Oggi, ho deciso di rilassarmi, di fare un piccolo allenamento di recovery in palestra e di passare il pomeriggio a Venezia a scattare.

Non vi nascondo che oggi nonostante dovesse essere una giornata bella e gioiosa, ho provato parecchio senso di malinconia. Ultimamente è un sentimento che sto provando parecchi. Provo dolore, tristezza e disprezzo per ciò che sono ora.

Passo giornate a sognare e vivere dentro la mia mente, creandomi il film della mia vita ideale. E tutto volge a una sola parola, che mi gira attorno da un anno ormai, Parigi.

La sogno, la desidero la vedo. E’ con me. Il pensiero e il desiderio sono forti.

Oggi, si chiude un capitolo durato 75 giorni, dove abbiamo fatto progressi notevoli. Sebbene ci son state cose negative, io voglio vederla dal lato positivo.

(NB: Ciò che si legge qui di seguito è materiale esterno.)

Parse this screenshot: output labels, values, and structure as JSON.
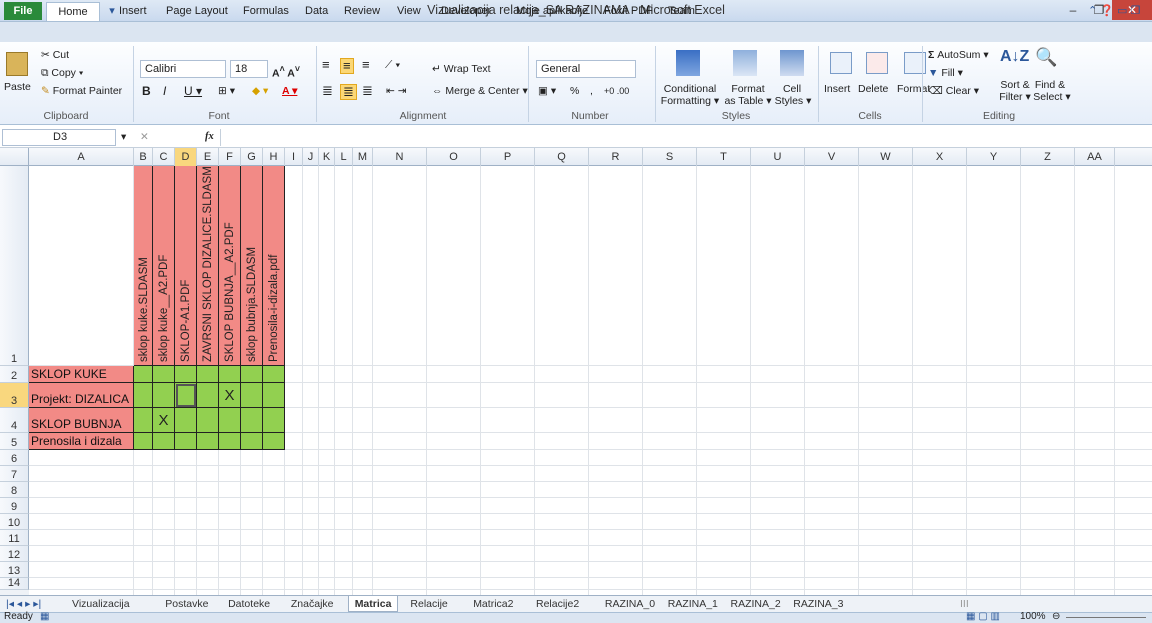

Rendermi conto e gratificarmi del fatto che ho superato una cattiva abitudine che mi accompagnava da quando son piccolo. Non soffro più di binge eating. Non riverso più la mia ansia e tristezza nel cibo fino a sentirmi male. Ed ora è più di 2 mesi che son guarito. Il mio rapporto con il cibo è sano.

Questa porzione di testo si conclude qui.